The IRS has consistently answered 85 to 90 percent of phone calls from taxpayers during the current tax preparation period, up from 13 percent a year ago Treasury Secretary Janet Yellen said on March 16.
The improvement is due in part to the hiring of more than 4,000 new customer service workers, funded through the Inflation Reduction Act of 2022 (IRA).
The IRS will consider adding other measures of taxpayer support, including the speed of issuing refunds, reductions in paperwork requirements, and the ease of making direct deposits into taxpayer bank accounts.
“I believe this money will certainly lead to faster responses to taxpayers,” Yellen told members of the Senate Finance Committee in testimony about President Joe Biden’s 2024 budget proposal.
Giving the IRS oversight of paid tax preparers would also improve the taxpayer experience, Yellen said.
“At present, incompetent and dishonest tax preparers disadvantage taxpayers and undermine confidence in the tax system. I believe the IRS should have the authority to oversee paid preparers.”
Doing so would improve the accuracy of tax filings and help taxpayers avoid interest and penalties incurred by taking bad advice from unqualified preparers, Yellen said.
Current law requires no licensing or minimum competency for paid tax preparers. The IRS has repeatedly asked Congress for the authority to set the standards for those preparing returns for customers.
Despite the improvements shown in IRS customer service, Republican senators voiced frustration over the fact that the IRA authorized billions in funding for the IRS with no blueprint for how the money would be used.
“Last year the administration pushed through an $80 billion blank check for the IRS without a spending plan. Only in Washington, D.C., would Congress pass an $80 billion appropriation without any plan as to how it’s going to be implemented,” said Sen. John Cornyn (R-Texas).

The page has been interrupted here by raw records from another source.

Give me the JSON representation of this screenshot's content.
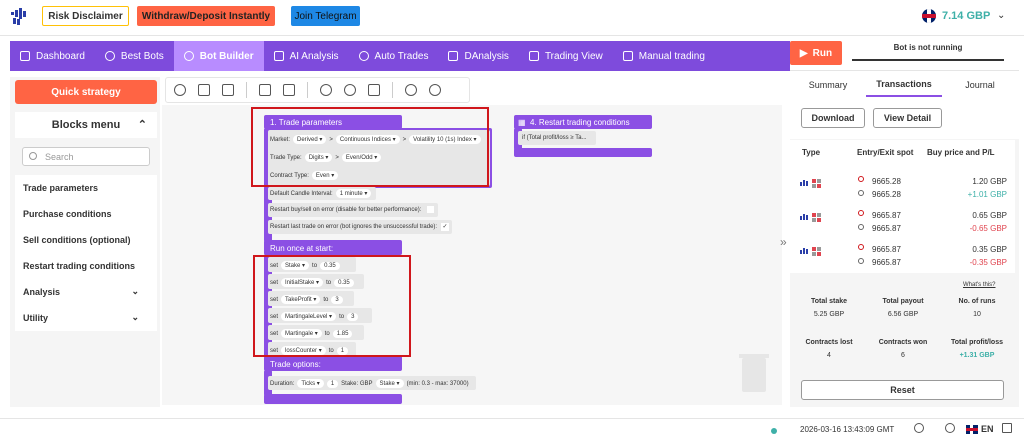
{
  "header": {
    "risk_label": "Risk Disclaimer",
    "withdraw_label": "Withdraw/Deposit Instantly",
    "telegram_label": "Join Telegram",
    "balance": "7.14 GBP"
  },
  "nav": {
    "items": [
      {
        "label": "Dashboard"
      },
      {
        "label": "Best Bots"
      },
      {
        "label": "Bot Builder"
      },
      {
        "label": "AI Analysis"
      },
      {
        "label": "Auto Trades"
      },
      {
        "label": "DAnalysis"
      },
      {
        "label": "Trading View"
      },
      {
        "label": "Manual trading"
      }
    ]
  },
  "run": {
    "label": "Run",
    "status": "Bot is not running"
  },
  "left": {
    "quick_label": "Quick strategy",
    "blocks_title": "Blocks menu",
    "search_placeholder": "Search",
    "items": [
      {
        "label": "Trade parameters"
      },
      {
        "label": "Purchase conditions"
      },
      {
        "label": "Sell conditions (optional)"
      },
      {
        "label": "Restart trading conditions"
      },
      {
        "label": "Analysis"
      },
      {
        "label": "Utility"
      }
    ]
  },
  "blocks": {
    "trade_params_title": "1. Trade parameters",
    "market_label": "Market:",
    "market_1": "Derived",
    "market_2": "Continuous Indices",
    "market_3": "Volatility 10 (1s) Index",
    "trade_type_label": "Trade Type:",
    "trade_type_1": "Digits",
    "trade_type_2": "Even/Odd",
    "contract_type_label": "Contract Type:",
    "contract_type": "Even",
    "candle_label": "Default Candle Interval:",
    "candle_value": "1 minute",
    "restart_buysell": "Restart buy/sell on error (disable for better performance):",
    "restart_last": "Restart last trade on error (bot ignores the unsuccessful trade):",
    "run_once": "Run once at start:",
    "set_word": "set",
    "to_word": "to",
    "vars": [
      {
        "name": "Stake",
        "value": "0.35"
      },
      {
        "name": "InitialStake",
        "value": "0.35"
      },
      {
        "name": "TakeProfit",
        "value": "3"
      },
      {
        "name": "MartingaleLevel",
        "value": "3"
      },
      {
        "name": "Martingale",
        "value": "1.85"
      },
      {
        "name": "lossCounter",
        "value": "1"
      }
    ],
    "trade_options": "Trade options:",
    "duration_label": "Duration:",
    "duration_unit": "Ticks",
    "duration_value": "1",
    "stake_label": "Stake: GBP",
    "stake_select": "Stake",
    "range_note": "(min: 0.3 - max: 37000)",
    "restart_title": "4. Restart trading conditions",
    "restart_if": "if (Total profit/loss ≥ Ta..."
  },
  "right": {
    "tabs": [
      {
        "label": "Summary"
      },
      {
        "label": "Transactions"
      },
      {
        "label": "Journal"
      }
    ],
    "download": "Download",
    "view_detail": "View Detail",
    "col_type": "Type",
    "col_spot": "Entry/Exit spot",
    "col_price": "Buy price and P/L",
    "rows": [
      {
        "entry": "9665.28",
        "exit": "9665.28",
        "buy": "1.20 GBP",
        "pl": "+1.01 GBP",
        "pl_color": "#3eb0a8"
      },
      {
        "entry": "9665.87",
        "exit": "9665.87",
        "buy": "0.65 GBP",
        "pl": "-0.65 GBP",
        "pl_color": "#e0444f"
      },
      {
        "entry": "9665.87",
        "exit": "9665.87",
        "buy": "0.35 GBP",
        "pl": "-0.35 GBP",
        "pl_color": "#e0444f"
      }
    ],
    "whats_this": "What's this?",
    "stats": [
      {
        "label": "Total stake",
        "value": "5.25 GBP"
      },
      {
        "label": "Total payout",
        "value": "6.56 GBP"
      },
      {
        "label": "No. of runs",
        "value": "10"
      },
      {
        "label": "Contracts lost",
        "value": "4"
      },
      {
        "label": "Contracts won",
        "value": "6"
      },
      {
        "label": "Total profit/loss",
        "value": "+1.31 GBP"
      }
    ],
    "reset": "Reset"
  },
  "footer": {
    "time": "2026-03-16 13:43:09 GMT",
    "lang": "EN"
  },
  "colors": {
    "purple": "#7e4bdc",
    "orange": "#ff6444",
    "green": "#3eb0a8",
    "red": "#d0171c"
  }
}
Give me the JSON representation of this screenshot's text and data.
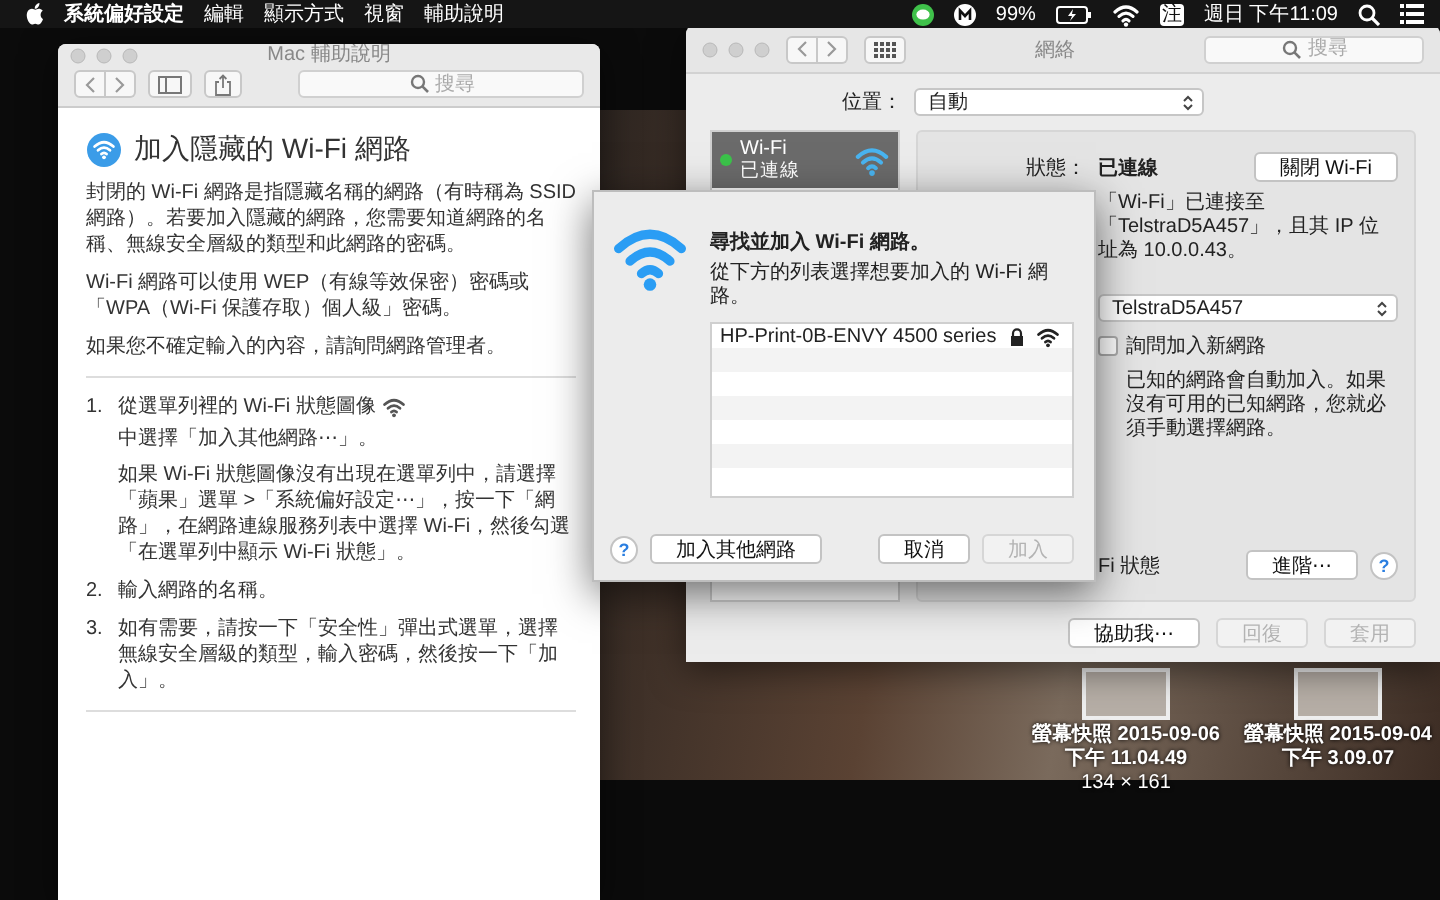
{
  "menu_bar": {
    "app": "系統偏好設定",
    "menus": [
      "編輯",
      "顯示方式",
      "視窗",
      "輔助說明"
    ],
    "battery": "99%",
    "input_method": "注",
    "clock": "週日 下午11:09"
  },
  "help_window": {
    "title": "Mac 輔助說明",
    "search": {
      "placeholder": "搜尋"
    },
    "heading": "加入隱藏的 Wi-Fi 網路",
    "paragraphs": [
      "封閉的 Wi-Fi 網路是指隱藏名稱的網路（有時稱為 SSID 網路）。若要加入隱藏的網路，您需要知道網路的名稱、無線安全層級的類型和此網路的密碼。",
      "Wi-Fi 網路可以使用 WEP（有線等效保密）密碼或「WPA（Wi-Fi 保護存取）個人級」密碼。",
      "如果您不確定輸入的內容，請詢問網路管理者。"
    ],
    "steps": [
      {
        "number": "1.",
        "text": "從選單列裡的 Wi-Fi 狀態圖像",
        "continuation": "中選擇「加入其他網路⋯」。",
        "note": "如果 Wi-Fi 狀態圖像沒有出現在選單列中，請選擇「蘋果」選單 >「系統偏好設定⋯」，按一下「網路」，在網路連線服務列表中選擇 Wi-Fi，然後勾選「在選單列中顯示 Wi-Fi 狀態」。"
      },
      {
        "number": "2.",
        "text": "輸入網路的名稱。"
      },
      {
        "number": "3.",
        "text": "如有需要，請按一下「安全性」彈出式選單，選擇無線安全層級的類型，輸入密碼，然後按一下「加入」。"
      }
    ]
  },
  "network_window": {
    "title": "網絡",
    "search": {
      "placeholder": "搜尋"
    },
    "location_label": "位置：",
    "location": "自動",
    "services": [
      {
        "name": "Wi-Fi",
        "status": "已連線",
        "selected": true
      }
    ],
    "status_label": "狀態：",
    "status": "已連線",
    "toggle_button": "關閉 Wi-Fi",
    "description": "「Wi-Fi」已連接至「TelstraD5A457」，且其 IP 位址為 10.0.0.43。",
    "network_name": "TelstraD5A457",
    "ask_to_join": {
      "label": "詢問加入新網路",
      "checked": false
    },
    "ask_hint": "已知的網路會自動加入。如果沒有可用的已知網路，您就必須手動選擇網路。",
    "menu_bar_option": "Fi 狀態",
    "advanced_button": "進階⋯",
    "help_button": "?",
    "footer_buttons": [
      {
        "label": "協助我⋯",
        "disabled": false
      },
      {
        "label": "回復",
        "disabled": true
      },
      {
        "label": "套用",
        "disabled": true
      }
    ]
  },
  "join_dialog": {
    "title": "尋找並加入 Wi-Fi 網路。",
    "subtitle": "從下方的列表選擇想要加入的 Wi-Fi 網路。",
    "networks": [
      {
        "name": "HP-Print-0B-ENVY 4500 series"
      }
    ],
    "help_button": "?",
    "buttons": [
      {
        "label": "加入其他網路",
        "disabled": false
      },
      {
        "label": "取消",
        "disabled": false
      },
      {
        "label": "加入",
        "disabled": true
      }
    ]
  },
  "desktop_items": [
    {
      "name": "螢幕快照 2015-09-06 下午 11.04.49",
      "size": "134 × 161"
    },
    {
      "name": "螢幕快照 2015-09-04 下午 3.09.07"
    }
  ]
}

Sen. John Thune (R-S.D.) said that in addition to the $80 billion provided to the IRS last year, the agency is seeking an additional 15 percent increase for the 2024 fiscal year, which he said amounts to $29 billion.
“We still don’t have the plan for the $80 billion in IRS funding,” Thune said.
“So could you speak to when we might see a plan since there’s a request now for additional funding above and beyond what was a massive historic amount of funding in the IRA?”
“The plan is almost complete, and you should have it in the near future,” Yellen said, clarifying that to mean “in a matter of weeks.”